PROBLEM: Currently the "animate" property of an svg element accept as parameters only key-value pairs of start-destination attributes, not entire svg objects. This has made much more difficult to create animated svg animated icons, because the author must:

1 - Draw the 2 svg frames in Inkscape, Illustrator or any other svg editor 2 - Open the svg files and manually copy all the elements values changed from the start frame to the destination frame (i.e. paths, colors, transform matrix, etc) 3 - Manually paste all parameters as arguments of the el.animate(...) function, or inside a method like this used to assign the properties programmatically:

myIconName : { 
    url : 'svgs/myIconName.svg',
    animation : [
        { 
            el : 'path:nth-child(5)', 
            animProperties : { 
                from : { val : '{"path" : "m 61.693118,24.434001 -59.386236,0 29.692524,19.897984 z"}', animAfter : '{"stroke" : "#000"}' }, 
                to : { val : '{"path" : "m 61.693118,24.434001 -59.386236,0 29.692524,-19.7269617 z"}', animAfter : '{"stroke" : "#444"}' }
                } 
        },
        { 
            el : 'rect:nth-child(3)', 
            animProperties : { 
                from : { val : '{"transform" : "t0 0"}', after : '{ "opacity" : 0 }' }, 
                to : { val : '{"transform" : "t-10 -10"}', before : '{ "opacity" : 1 }' }
            } 
        }
]
}

svgIcon.prototype.toggle = function( motion ) {
        if( !this.config.animation ) return;
        var self = this;
        for( var i = 0, len = this.config.animation.length; i < len; ++i ) {
            var a = this.config.animation[ i ],
                el = this.svg.select( a.el ),
                animProp = this.toggled ? a.animProperties.from : a.animProperties.to,
                val = animProp.val, 
                timeout = motion && animProp.delayFactor ? animProp.delayFactor : 0;

            if( animProp.before ) {
                el.attr( JSON.parse( animProp.before ) );
            }

            if( motion ) {
                setTimeout(function( el, val, animProp ) { 
                    return function() { el.animate( JSON.parse( val ), self.options.speed, self.options.easing, function() {
                        if( animProp.after ) {
                            this.attr( JSON.parse( animProp.after ) );
                        }
                        if( animProp.animAfter ) {
                            this.animate( JSON.parse( animProp.animAfter ), self.options.speed, self.options.easing );
                        }
                    } ); }; 
                }( el, val, animProp ), timeout * self.options.speed );
            }
            else {
                el.attr( JSON.parse( val ) );
            }

        }
        this.toggled = !this.toggled;
    };

as described in this excellent article: http://tympanus.net/codrops/2013/11/05/animated-svg-icons-with-snap-svg/ All this is very difficult and long to do, and this is one of the main reasons because Icon animations in SVG are very rare.

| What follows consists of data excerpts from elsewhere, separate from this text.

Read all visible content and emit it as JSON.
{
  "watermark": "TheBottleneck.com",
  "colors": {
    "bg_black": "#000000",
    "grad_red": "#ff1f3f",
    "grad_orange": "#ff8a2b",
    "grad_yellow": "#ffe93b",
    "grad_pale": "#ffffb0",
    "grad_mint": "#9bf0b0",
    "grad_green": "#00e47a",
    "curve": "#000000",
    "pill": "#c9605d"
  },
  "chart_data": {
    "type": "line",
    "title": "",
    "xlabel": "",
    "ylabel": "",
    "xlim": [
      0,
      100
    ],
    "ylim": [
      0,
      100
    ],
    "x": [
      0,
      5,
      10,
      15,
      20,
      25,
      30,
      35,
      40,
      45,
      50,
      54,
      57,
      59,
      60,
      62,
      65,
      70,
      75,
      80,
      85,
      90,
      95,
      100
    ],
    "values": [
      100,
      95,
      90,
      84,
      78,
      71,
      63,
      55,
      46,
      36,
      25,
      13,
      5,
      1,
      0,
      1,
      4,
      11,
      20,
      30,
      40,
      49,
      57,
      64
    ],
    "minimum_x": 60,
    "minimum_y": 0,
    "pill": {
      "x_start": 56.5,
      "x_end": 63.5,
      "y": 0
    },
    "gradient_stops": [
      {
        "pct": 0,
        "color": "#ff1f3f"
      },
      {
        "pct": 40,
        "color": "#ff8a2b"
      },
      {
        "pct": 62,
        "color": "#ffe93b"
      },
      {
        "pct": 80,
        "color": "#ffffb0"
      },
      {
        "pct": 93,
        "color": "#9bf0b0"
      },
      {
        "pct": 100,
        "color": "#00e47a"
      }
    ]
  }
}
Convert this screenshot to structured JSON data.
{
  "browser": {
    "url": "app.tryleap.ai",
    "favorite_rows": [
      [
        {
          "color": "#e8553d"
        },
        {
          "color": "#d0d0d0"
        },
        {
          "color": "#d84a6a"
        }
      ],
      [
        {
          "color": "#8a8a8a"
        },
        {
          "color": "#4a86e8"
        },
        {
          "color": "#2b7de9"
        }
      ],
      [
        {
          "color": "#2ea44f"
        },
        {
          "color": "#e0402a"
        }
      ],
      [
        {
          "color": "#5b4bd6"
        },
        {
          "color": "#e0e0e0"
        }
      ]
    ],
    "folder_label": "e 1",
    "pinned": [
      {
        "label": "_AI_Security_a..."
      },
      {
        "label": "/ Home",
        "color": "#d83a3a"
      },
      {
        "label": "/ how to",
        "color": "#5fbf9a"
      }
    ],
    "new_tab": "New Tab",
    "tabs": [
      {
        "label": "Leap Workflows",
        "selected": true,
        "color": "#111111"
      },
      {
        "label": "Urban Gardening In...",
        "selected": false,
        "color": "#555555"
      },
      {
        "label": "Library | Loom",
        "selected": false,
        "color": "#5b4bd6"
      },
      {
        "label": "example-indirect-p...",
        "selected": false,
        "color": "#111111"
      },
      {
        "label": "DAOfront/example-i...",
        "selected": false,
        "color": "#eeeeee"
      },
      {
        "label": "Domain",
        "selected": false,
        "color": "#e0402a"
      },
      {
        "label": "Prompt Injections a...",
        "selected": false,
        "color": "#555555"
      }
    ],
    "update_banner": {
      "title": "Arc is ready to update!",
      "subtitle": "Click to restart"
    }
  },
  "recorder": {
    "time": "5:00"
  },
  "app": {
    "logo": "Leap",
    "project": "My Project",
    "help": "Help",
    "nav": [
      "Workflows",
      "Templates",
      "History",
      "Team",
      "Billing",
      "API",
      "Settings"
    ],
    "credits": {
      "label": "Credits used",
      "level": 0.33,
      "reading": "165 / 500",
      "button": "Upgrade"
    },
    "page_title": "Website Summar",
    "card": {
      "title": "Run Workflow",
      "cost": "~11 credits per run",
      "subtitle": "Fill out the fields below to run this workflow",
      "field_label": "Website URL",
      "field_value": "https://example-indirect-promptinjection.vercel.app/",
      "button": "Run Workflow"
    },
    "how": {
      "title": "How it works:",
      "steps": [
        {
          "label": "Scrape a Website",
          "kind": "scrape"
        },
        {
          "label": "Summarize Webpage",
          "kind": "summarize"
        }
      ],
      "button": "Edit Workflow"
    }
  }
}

SOLUTION: Add to Snap.svg the option to pass svg files as parameters to the animation function. The different files would be compared and automatically parsed to get the start and destination properties of all objects. More specifically:

This function can be called "frameAnimation()" and implemented not as a method of the element but as a global method.

Also, a multi frame system can be implemented using a technique like the one in the following example: http://svg.dabbles.info/snaptut-animateframe.html The only difference would be that instead of defining an array of properties, the user would define an array of svg files, like button_frame1.svg, button_frame2.svg, button_frame3.svg, button_frame4.svg, and so on. This would allow for an easy animation system, accessible to designer and artists that love svg but didn't know how to use it.

Emasoft commented 10 years ago

Currently there is a design proposal for Inkscape to support multiple pages/frames for onion skin animations (see https://bugs.launchpad.net/inkscape/+bug/1343411 ): inkscape onion skin multipage feature proposal

ibrierley commented 10 years ago

Do you have example svgs out of interest, sounds like maybe a bit much for core Snap, but maybe for a plugin or something it could work ? It would be useful to see a couple of typical example svgs though.